7-Eleven has experimented with autonomous delivery in the past. In 2016, the company tested autonomous delivery in Reno, Nevada with drone company Flirtey. This month, the operator of 7-Eleven stores in Korea, began testing the use of sidewalk delivery robots developed by local startup Neubility in the southern district of Seoul.
The partnership with Nuro is designed as a commercial service, not a research and development project. However, a company spokesperson still described this as a pilot. This will be a commercial enterprise, but it will be a limited one, at least at first.
Nuro has been navigating the regulatory and technical roadmap to launch commercial operations, like so many others, for years. Nuro had signaled in December 2020 that it planned to start commercial delivery operations early this year after receiving the final necessary permit needed to operate commercial driverless services on public roads in California.

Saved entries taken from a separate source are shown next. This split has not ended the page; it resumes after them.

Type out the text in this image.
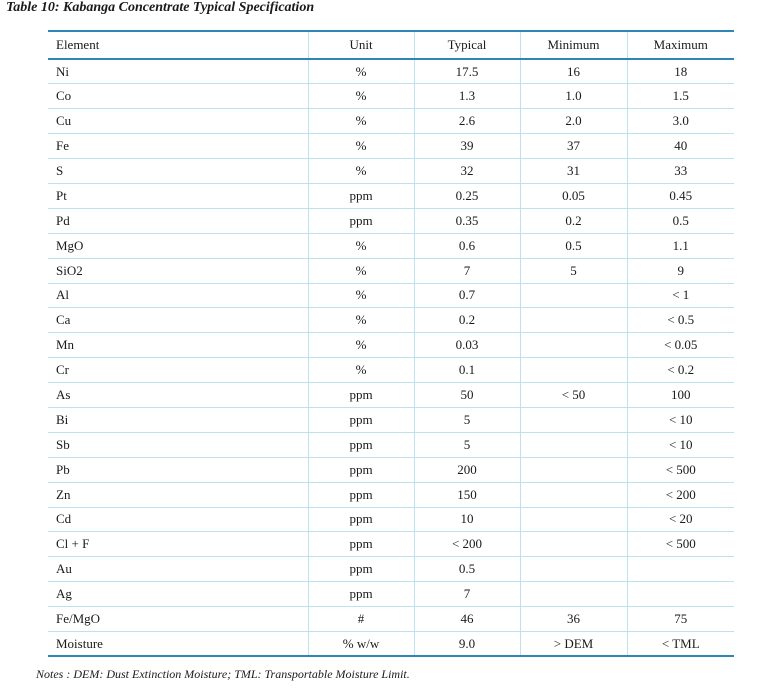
Table 10: Kabanga Concentrate Typical Specification
Element	Unit	Typical	Minimum	Maximum
Ni	%	17.5	16	18
Co	%	1.3	1.0	1.5
Cu	%	2.6	2.0	3.0
Fe	%	39	37	40
S	%	32	31	33
Pt	ppm	0.25	0.05	0.45
Pd	ppm	0.35	0.2	0.5
MgO	%	0.6	0.5	1.1
SiO2	%	7	5	9
Al	%	0.7		< 1
Ca	%	0.2		< 0.5
Mn	%	0.03		< 0.05
Cr	%	0.1		< 0.2
As	ppm	50	< 50	100
Bi	ppm	5		< 10
Sb	ppm	5		< 10
Pb	ppm	200		< 500
Zn	ppm	150		< 200
Cd	ppm	10		< 20
Cl + F	ppm	< 200		< 500
Au	ppm	0.5		
Ag	ppm	7		
Fe/MgO	#	46	36	75
Moisture	% w/w	9.0	> DEM	< TML
Notes : DEM: Dust Extinction Moisture; TML: Transportable Moisture Limit.
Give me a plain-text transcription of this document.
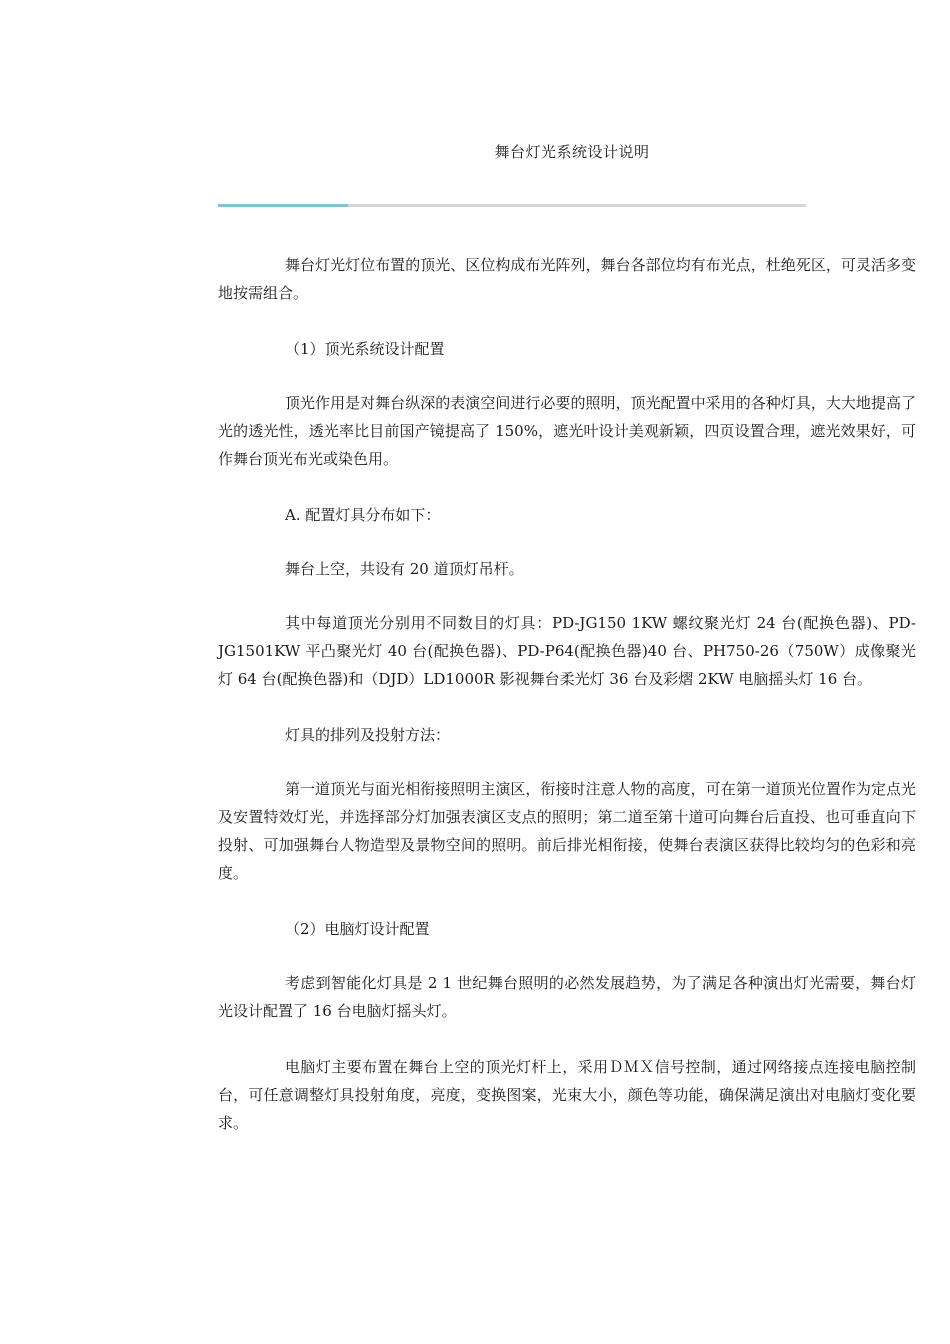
舞台灯光系统设计说明

舞台灯光灯位布置的顶光、区位构成布光阵列，舞台各部位均有布光点，杜绝死区，可灵活多变地按需组合。

（1）顶光系统设计配置

顶光作用是对舞台纵深的表演空间进行必要的照明，顶光配置中采用的各种灯具，大大地提高了光的透光性，透光率比目前国产镜提高了 150%，遮光叶设计美观新颖，四页设置合理，遮光效果好，可作舞台顶光布光或染色用。

A. 配置灯具分布如下：

舞台上空，共设有 20 道顶灯吊杆。

其中每道顶光分别用不同数目的灯具：PD-JG150 1KW 螺纹聚光灯 24 台(配换色器)、PD-JG1501KW 平凸聚光灯 40 台(配换色器)、PD-P64(配换色器)40 台、PH750-26（750W）成像聚光灯 64 台(配换色器)和（DJD）LD1000R 影视舞台柔光灯 36 台及彩熠 2KW 电脑摇头灯 16 台。

灯具的排列及投射方法：

第一道顶光与面光相衔接照明主演区，衔接时注意人物的高度，可在第一道顶光位置作为定点光及安置特效灯光，并选择部分灯加强表演区支点的照明；第二道至第十道可向舞台后直投、也可垂直向下投射、可加强舞台人物造型及景物空间的照明。前后排光相衔接，使舞台表演区获得比较均匀的色彩和亮度。

（2）电脑灯设计配置

考虑到智能化灯具是 2 1 世纪舞台照明的必然发展趋势，为了满足各种演出灯光需要，舞台灯光设计配置了 16 台电脑灯摇头灯。

电脑灯主要布置在舞台上空的顶光灯杆上，采用ＤＭＸ信号控制，通过网络接点连接电脑控制台，可任意调整灯具投射角度，亮度，变换图案，光束大小，颜色等功能，确保满足演出对电脑灯变化要求。
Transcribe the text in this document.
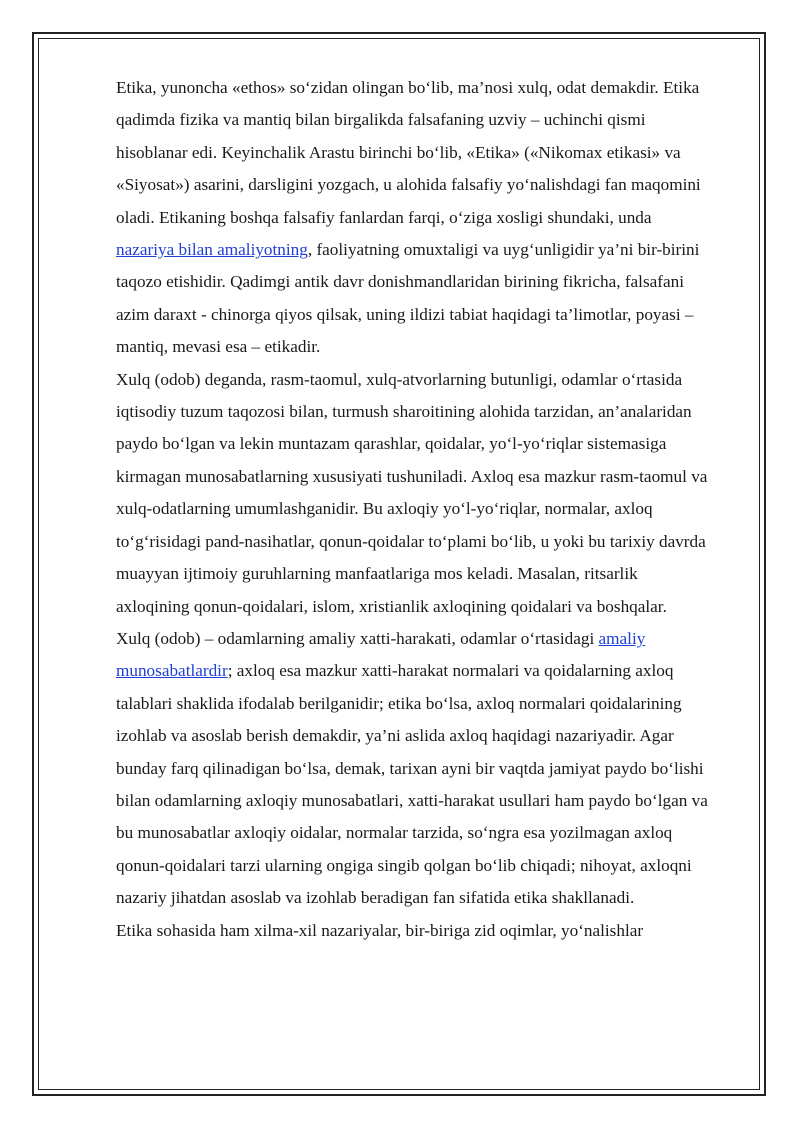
Etika, yunoncha «ethos» so‘zidan olingan bo‘lib, ma’nosi xulq, odat demakdir. Etika qadimda fizika va mantiq bilan birgalikda falsafaning uzviy – uchinchi qismi hisoblanar edi. Keyinchalik Arastu birinchi bo‘lib, «Etika» («Nikomax etikasi» va «Siyosat») asarini, darsligini yozgach, u alohida falsafiy yo‘nalishdagi fan maqomini oladi. Etikaning boshqa falsafiy fanlardan farqi, o‘ziga xosligi shundaki, unda nazariya bilan amaliyotning, faoliyatning omuxtaligi va uyg‘unligidir ya’ni bir-birini taqozo etishidir. Qadimgi antik davr donishmandlaridan birining fikricha, falsafani azim daraxt - chinorga qiyos qilsak, uning ildizi tabiat haqidagi ta’limotlar, poyasi – mantiq, mevasi esa – etikadir.

Xulq (odob) deganda, rasm-taomul, xulq-atvorlarning butunligi, odamlar o‘rtasida iqtisodiy tuzum taqozosi bilan, turmush sharoitining alohida tarzidan, an’analaridan paydo bo‘lgan va lekin muntazam qarashlar, qoidalar, yo‘l-yo‘riqlar sistemasiga kirmagan munosabatlarning xususiyati tushuniladi. Axloq esa mazkur rasm-taomul va xulq-odatlarning umumlashganidir. Bu axloqiy yo‘l-yo‘riqlar, normalar, axloq to‘g‘risidagi pand-nasihatlar, qonun-qoidalar to‘plami bo‘lib, u yoki bu tarixiy davrda muayyan ijtimoiy guruhlarning manfaatlariga mos keladi. Masalan, ritsarlik axloqining qonun-qoidalari, islom, xristianlik axloqining qoidalari va boshqalar.

Xulq (odob) – odamlarning amaliy xatti-harakati, odamlar o‘rtasidagi amaliy munosabatlardir; axloq esa mazkur xatti-harakat normalari va qoidalarning axloq talablari shaklida ifodalab berilganidir; etika bo‘lsa, axloq normalari qoidalarining izohlab va asoslab berish demakdir, ya’ni aslida axloq haqidagi nazariyadir. Agar bunday farq qilinadigan bo‘lsa, demak, tarixan ayni bir vaqtda jamiyat paydo bo‘lishi bilan odamlarning axloqiy munosabatlari, xatti-harakat usullari ham paydo bo‘lgan va bu munosabatlar axloqiy oidalar, normalar tarzida, so‘ngra esa yozilmagan axloq qonun-qoidalari tarzi ularning ongiga singib qolgan bo‘lib chiqadi; nihoyat, axloqni nazariy jihatdan asoslab va izohlab beradigan fan sifatida etika shakllanadi.

Etika sohasida ham xilma-xil nazariyalar, bir-biriga zid oqimlar, yo‘nalishlar
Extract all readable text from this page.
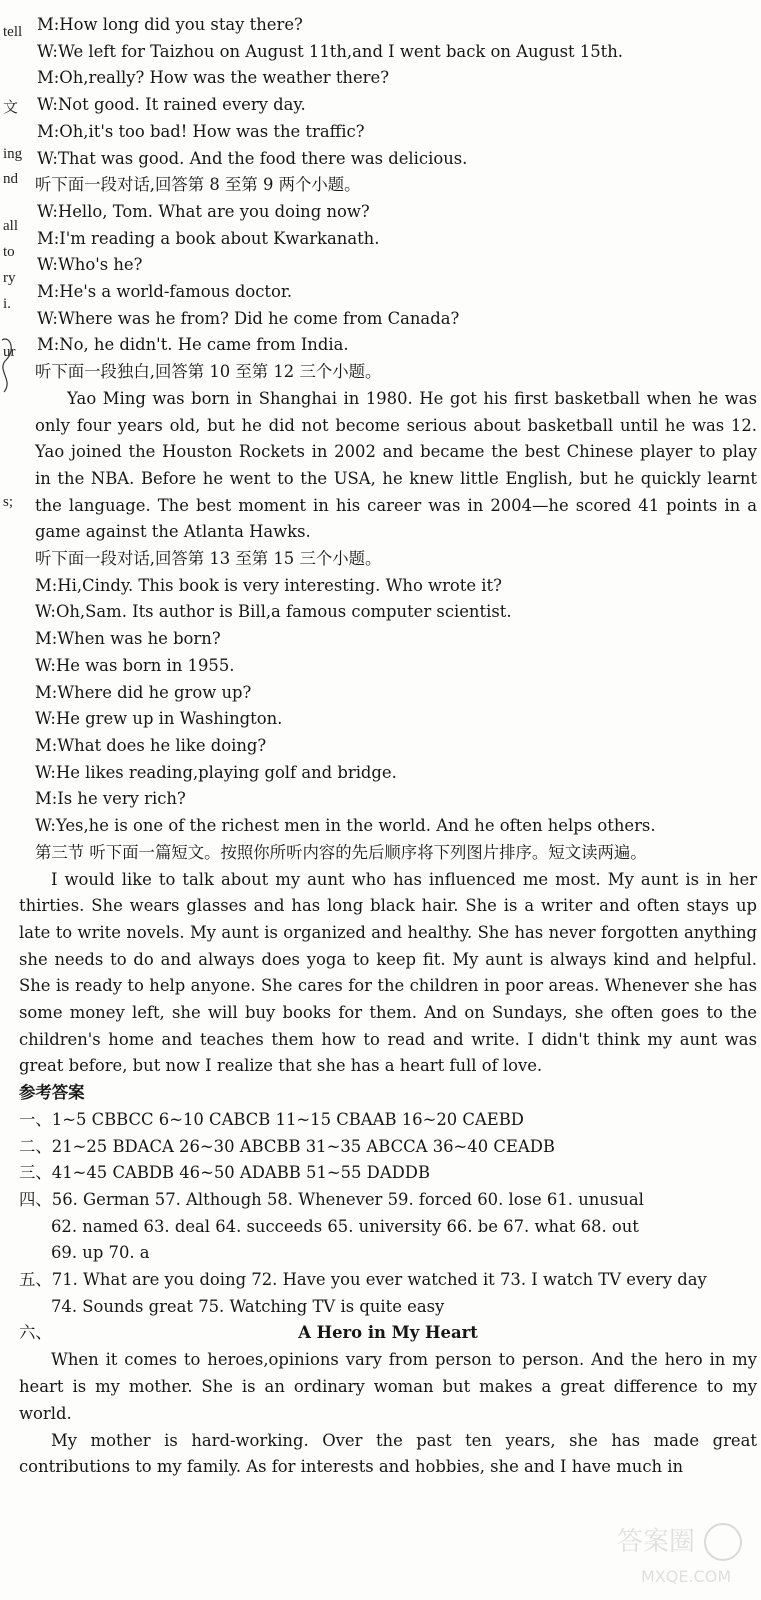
tell
文
ing
nd
all
to
ry
i.
ur
s;
M:How long did you stay there?
W:We left for Taizhou on August 11th,and I went back on August 15th.
M:Oh,really? How was the weather there?
W:Not good. It rained every day.
M:Oh,it's too bad! How was the traffic?
W:That was good. And the food there was delicious.
听下面一段对话,回答第 8 至第 9 两个小题。
W:Hello, Tom. What are you doing now?
M:I'm reading a book about Kwarkanath.
W:Who's he?
M:He's a world-famous doctor.
W:Where was he from? Did he come from Canada?
M:No, he didn't. He came from India.
听下面一段独白,回答第 10 至第 12 三个小题。

Yao Ming was born in Shanghai in 1980. He got his first basketball when he was only four years old, but he did not become serious about basketball until he was 12. Yao joined the Houston Rockets in 2002 and became the best Chinese player to play in the NBA. Before he went to the USA, he knew little English, but he quickly learnt the language. The best moment in his career was in 2004—he scored 41 points in a game against the Atlanta Hawks.

听下面一段对话,回答第 13 至第 15 三个小题。
M:Hi,Cindy. This book is very interesting. Who wrote it?
W:Oh,Sam. Its author is Bill,a famous computer scientist.
M:When was he born?
W:He was born in 1955.
M:Where did he grow up?
W:He grew up in Washington.
M:What does he like doing?
W:He likes reading,playing golf and bridge.
M:Is he very rich?
W:Yes,he is one of the richest men in the world. And he often helps others.

第三节 听下面一篇短文。按照你所听内容的先后顺序将下列图片排序。短文读两遍。

I would like to talk about my aunt who has influenced me most. My aunt is in her thirties. She wears glasses and has long black hair. She is a writer and often stays up late to write novels. My aunt is organized and healthy. She has never forgotten anything she needs to do and always does yoga to keep fit. My aunt is always kind and helpful. She is ready to help anyone. She cares for the children in poor areas. Whenever she has some money left, she will buy books for them. And on Sundays, she often goes to the children's home and teaches them how to read and write. I didn't think my aunt was great before, but now I realize that she has a heart full of love.

参考答案
一、1~5 CBBCC 6~10 CABCB 11~15 CBAAB 16~20 CAEBD
二、21~25 BDACA 26~30 ABCBB 31~35 ABCCA 36~40 CEADB
三、41~45 CABDB 46~50 ADABB 51~55 DADDB
四、56. German 57. Although 58. Whenever 59. forced 60. lose 61. unusual
62. named 63. deal 64. succeeds 65. university 66. be 67. what 68. out
69. up 70. a
五、71. What are you doing 72. Have you ever watched it 73. I watch TV every day
74. Sounds great 75. Watching TV is quite easy
六、	A Hero in My Heart

When it comes to heroes,opinions vary from person to person. And the hero in my heart is my mother. She is an ordinary woman but makes a great difference to my world.

My mother is hard-working. Over the past ten years, she has made great contributions to my family. As for interests and hobbies, she and I have much in

答案圈
MXQE.COM
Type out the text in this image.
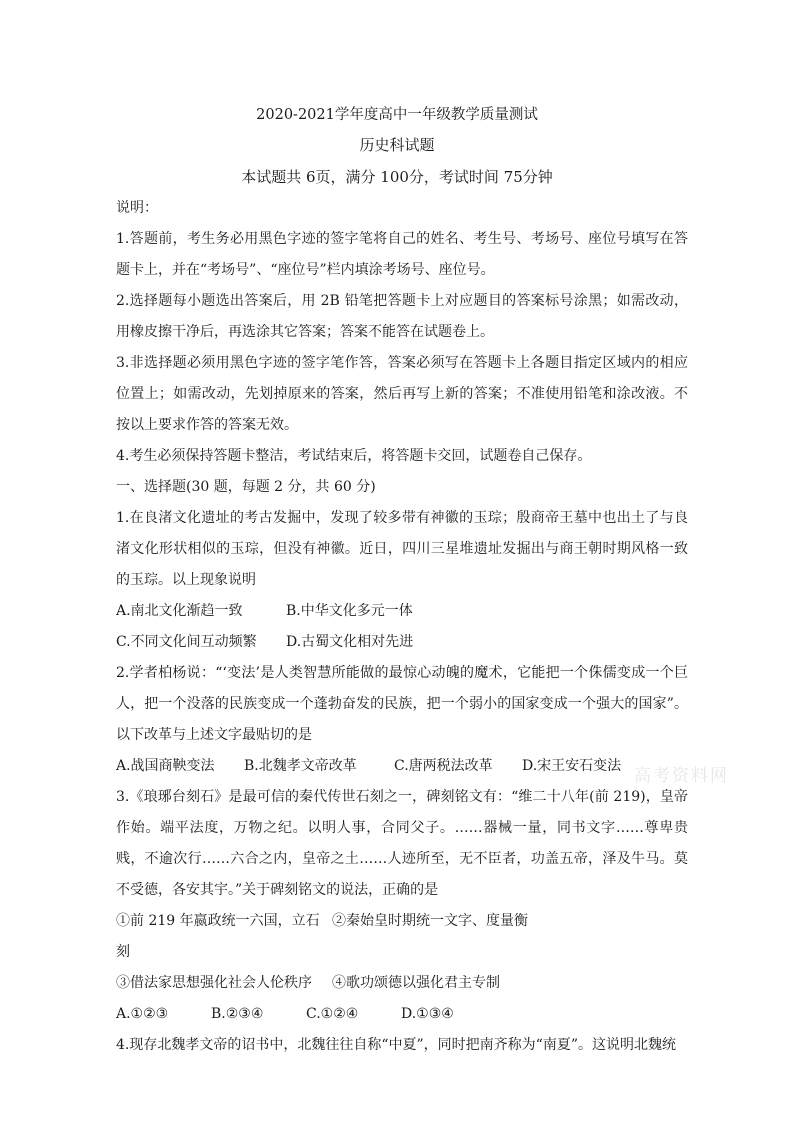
2020-2021学年度高中一年级教学质量测试
历史科试题
本试题共 6页，满分 100分，考试时间 75分钟

说明：

1.答题前，考生务必用黑色字迹的签字笔将自己的姓名、考生号、考场号、座位号填写在答题卡上，并在“考场号”、“座位号”栏内填涂考场号、座位号。

2.选择题每小题选出答案后，用 2B 铅笔把答题卡上对应题目的答案标号涂黑；如需改动，用橡皮擦干净后，再选涂其它答案；答案不能答在试题卷上。

3.非选择题必须用黑色字迹的签字笔作答，答案必须写在答题卡上各题目指定区域内的相应位置上；如需改动，先划掉原来的答案，然后再写上新的答案；不准使用铅笔和涂改液。不按以上要求作答的答案无效。

4.考生必须保持答题卡整洁，考试结束后，将答题卡交回，试题卷自己保存。

一、选择题(30 题，每题 2 分，共 60 分)

1.在良渚文化遗址的考古发掘中，发现了较多带有神徽的玉琮；殷商帝王墓中也出土了与良渚文化形状相似的玉琮，但没有神徽。近日，四川三星堆遗址发掘出与商王朝时期风格一致的玉琮。以上现象说明

A.南北文化渐趋一致	B.中华文化多元一体
C.不同文化间互动频繁	D.古蜀文化相对先进

2.学者柏杨说：“‘变法’是人类智慧所能做的最惊心动魄的魔术，它能把一个侏儒变成一个巨人，把一个没落的民族变成一个蓬勃奋发的民族，把一个弱小的国家变成一个强大的国家”。以下改革与上述文字最贴切的是

A.战国商鞅变法	B.北魏孝文帝改革	C.唐两税法改革	D.宋王安石变法

3.《琅琊台刻石》是最可信的秦代传世石刻之一，碑刻铭文有：“维二十八年(前 219)，皇帝作始。端平法度，万物之纪。以明人事，合同父子。……器械一量，同书文字……尊卑贵贱，不逾次行……六合之内，皇帝之土……人迹所至，无不臣者，功盖五帝，泽及牛马。莫不受德，各安其宇。”关于碑刻铭文的说法，正确的是

①前 219 年嬴政统一六国，立石刻
②秦始皇时期统一文字、度量衡
③借法家思想强化社会人伦秩序	④歌功颂德以强化君主专制
A.①②③	B.②③④	C.①②④	D.①③④

4.现存北魏孝文帝的诏书中，北魏往往自称“中夏”，同时把南齐称为“南夏”。这说明北魏统

高考资料网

It seems it was delayed and is now kicking off. Nuro was the first company to clear this regulatory hurdle after receiving a permit from the state’s Department of Motor Vehicles.
Nuro didn’t name the intended commercial partner or city at the time. It makes sense that Nuro is choosing its home turf of Mountain View as its initial launch point.
Nuro has launched numerous other pilots outside of California, including with Kroger and FedEx.
Nuro doesn’t have a specific timeline for when it will expand beyond Mountain View, or even the initial 7-Eleven store it is launching with.